“I carried a bravado about my drinking like I was a hero of debauchery. But on that Christmas Day, I felt like shit. I had a vague realisation that I was just trying to keep up with some version of myself that I had decided was accurate.”

“Of course, Mary Magdalene would have very little tolerance for the Christian platitudes and vapid optimism that seem to swirl around these kinds of tragic events. Those platitudes are tempting, but they’re nothing but luxuries for people who’ve never had demons (or at least have never admitted to them). But equally, she would reject nihilism, or the idea that there is no real meaning in life or death – ideas present in so much of postmodernity. Those ideas, too, are luxuries, but they are for those who have never been freed from demons.”

“My former bishop Allan Bjorberg once said that the greatest spiritual practice isn’t yoga or praying the hours or living in intentional poverty, although these are all beautiful in their own way. The greatest spiritual practice is just showing up. And Mary Magdalene is the patron saint of just showing up. Showing up, to me, means being present to what is real, what is actually happening. Mary Magdalene didn’t necessarily know what to say or what to do or even what to think when she encountered the risen Jesus. But none of that was nearly as important as the fact that she was present and attentive to him.”

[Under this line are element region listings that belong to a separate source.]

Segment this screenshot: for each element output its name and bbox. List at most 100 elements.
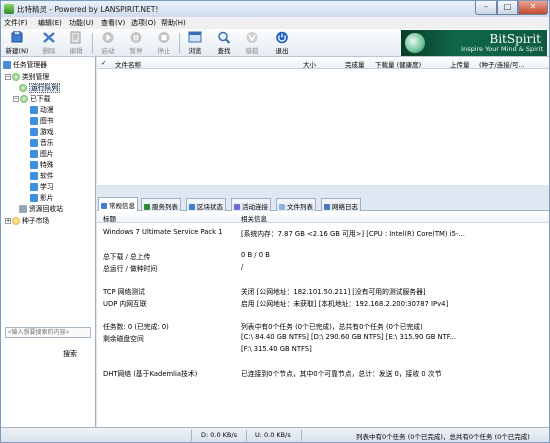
menu-function[interactable]: 功能(U) [69,18,94,28]
tree-child[interactable]: 音乐 [30,137,54,147]
menu-options[interactable]: 选项(O) [131,18,156,28]
tree-child[interactable]: 特殊 [30,159,54,169]
col-done[interactable]: 完成量 [345,59,365,69]
tree-recycle-bin[interactable]: 资源回收站 [19,203,63,213]
maximize-button[interactable]: □ [497,1,518,15]
menu-help[interactable]: 帮助(H) [161,18,186,28]
check-all-icon[interactable]: ✓ [101,59,106,67]
task-list[interactable]: ✓ 文件名称 大小 完成量 下载量 (健康度) 上传量 (种子/连接/可... [97,57,549,185]
search-button[interactable]: 搜索 [63,349,77,359]
col-info[interactable]: 相关信息 [241,213,267,223]
tree-child[interactable]: 图片 [30,148,54,158]
window-title: 比特精灵 - Powered by LANSPIRIT.NET! [17,5,159,14]
info-key: UDP 内网互联 [103,300,147,308]
general-info-panel: 标题 相关信息 Windows 7 Ultimate Service Pack … [97,211,549,427]
expand-icon[interactable]: + [5,218,11,224]
app-window: 比特精灵 - Powered by LANSPIRIT.NET! – □ ✕ 文… [0,0,550,443]
find-label: 查找 [217,47,231,55]
tree-category-label: 类别管理 [22,73,50,81]
upload-speed: U: 0.0 KB/s [255,431,291,439]
delete-button[interactable]: 删除 [36,30,62,56]
tab-files[interactable]: 文件列表 [276,198,316,211]
collapse-icon[interactable]: − [5,74,11,80]
folder-icon [30,161,38,169]
tree-child-label: 软件 [40,172,54,180]
info-value: / [241,263,244,271]
col-download[interactable]: 下载量 (健康度) [375,59,421,69]
info-value: 启用 [公网地址：未获取] [本机地址：192.168.2.200:30787 … [241,300,449,308]
hunt-button[interactable]: 猎狐 [239,30,265,56]
tab-services[interactable]: 服务列表 [141,198,181,211]
collapse-icon[interactable]: − [13,96,19,102]
status-divider [191,430,192,441]
seed-market-icon [12,217,20,225]
tree-root[interactable]: 任务管理器 [3,59,47,69]
tree-child[interactable]: 学习 [30,181,54,191]
pause-label: 暂停 [129,47,143,55]
globe-icon [144,204,150,210]
tab-connections[interactable]: 活动连接 [231,198,271,211]
tree-seed-market[interactable]: + 种子市场 [5,215,49,225]
file-list-icon [279,204,285,210]
recycle-bin-icon [19,205,27,213]
task-list-header: ✓ 文件名称 大小 完成量 下载量 (健康度) 上传量 (种子/连接/可... [97,57,549,69]
menu-view[interactable]: 查看(V) [101,18,125,28]
minimize-button[interactable]: – [475,1,497,15]
col-title[interactable]: 标题 [103,213,116,223]
info-key: 剩余磁盘空间 [103,335,144,343]
tree-category[interactable]: − 类别管理 [5,71,49,81]
exit-button[interactable]: 退出 [269,30,295,56]
tree-child[interactable]: 影片 [30,192,54,202]
delete-icon [43,32,55,43]
col-seeds[interactable]: (种子/连接/可... [479,59,525,69]
col-size[interactable]: 大小 [303,59,316,69]
tab-label: 服务列表 [152,203,178,211]
start-icon [102,32,114,43]
title-bar[interactable]: 比特精灵 - Powered by LANSPIRIT.NET! – □ ✕ [1,1,549,17]
banner-slogan: Inspire Your Mind & Spirit [461,45,543,53]
pause-button[interactable]: 暂停 [123,30,149,56]
info-key: DHT网络 (基于Kademlia技术) [103,370,198,378]
app-icon [4,4,14,14]
tree-child[interactable]: 动漫 [30,104,54,114]
close-button[interactable]: ✕ [518,1,548,15]
info-value: 列表中有0个任务 (0个已完成)，总共有0个任务 (0个已完成) [241,323,423,331]
col-upload[interactable]: 上传量 [450,59,470,69]
delete-label: 删除 [42,47,56,55]
start-button[interactable]: 启动 [95,30,121,56]
sidebar-tree: 任务管理器 − 类别管理 运行队列 − 已下载 动漫 图书 游戏 音乐 图片 特殊 … [1,57,96,427]
tree-downloaded-label: 已下载 [30,95,51,103]
tree-market-label: 种子市场 [22,217,50,225]
status-divider [301,430,302,441]
running-queue-icon [19,84,27,92]
detail-header: 标题 相关信息 [97,211,549,223]
folder-icon [30,139,38,147]
brand-banner[interactable]: BitSpirit Inspire Your Mind & Spirit [401,30,547,56]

“The Kingdom of God is a tricky concept, and I was always taught it referred to our heavenly reward for being good, which, now that I actually read the Bible for myself, makes very little sense. Others say that the Kingdom of God is another way of talking about the church, and still others say that it’s the dream God has for the wholeness of the world, a dream being made true little by little among us right here, right now. My answer? All of the above.”

“God’s grace is not defined as God being forgiving to us even though we sin. Grace is when God is a source of wholeness, which makes up for my failings. My failings hurt me and others and even the planet, and God’s grace to me is that my brokenness is not the final word … it’s that God makes beautiful things out of even my own shit. Grace isn’t about God creating humans and flawed beings and then acting all hurt when we inevitably fail and then stepping in like the hero to grant us grace – like saying, “Oh, it’s OK, I’ll be the good guy and forgive you.” It’s God saying, “I love the world too much to let your sin define you and be the final word. I am a God who makes all things new.”